Bufacchi's article spurred a number of responses, among them Thom Brooks' "A Defence of Sceptical Authoritarianism" ("Politics", 22 [3], September 2002: pp. 152-62):

http://www3.interscience.wiley.com/journal/118915467/abstract

Abstract: "Vittorio Bufacchi argued in this journal that democracy was under threat from two extreme philosophical positions: totalitarianism and nihilism. Sandwiched between these polarities is liberal democracy. Bufacchi believes that one of liberal democracy's distinctive properties is an endorsement of scepticism, which he then attempts to illuminate. In contrast, this article will argue that an authoritarian government bound by a constitution permitting civil liberties might also adopt political scepticism. This removes the aforementioned distinctiveness of liberal democracy in this regard and, in addition, leads us toward a rethinking of the possibility of a more plausible consideration of democracy."
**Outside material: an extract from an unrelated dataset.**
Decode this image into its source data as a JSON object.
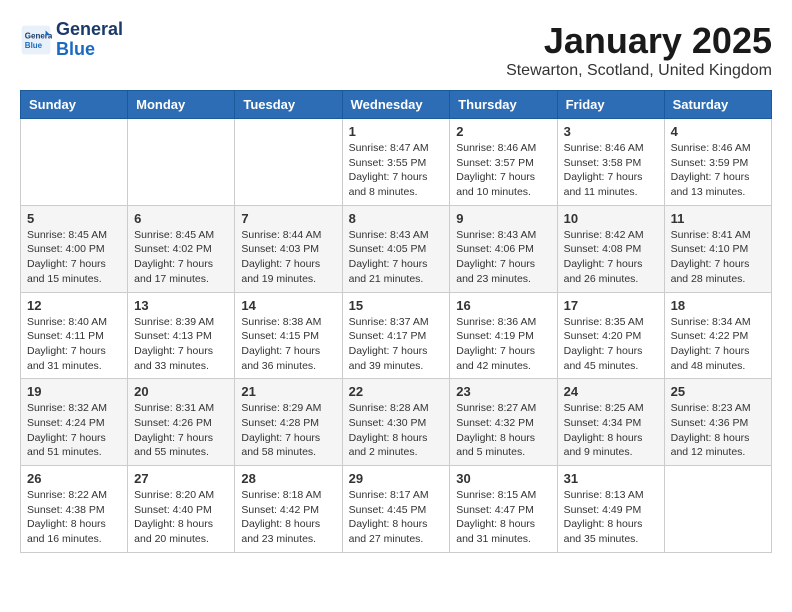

I haven't been able to access the full text of the latter article.

In 2008, Thom Brooks also contributed a chapter asking "Is Plato's Political Philosophy Anti-Democratic?" to my edited volume "Anti-Democratic Thought", published by Imprint Academic. The full text can be read here:

http://books.google.com/books?printsec=frontcover&id=KkMdJtaaeOYC#PPA17,M1

Vittorio Bufacchi is a Lecturer in the Department of Philosophy at University College Cork.

Thom Brooks is now Reader in Political and Legal Philosophy at the University of Newcastle.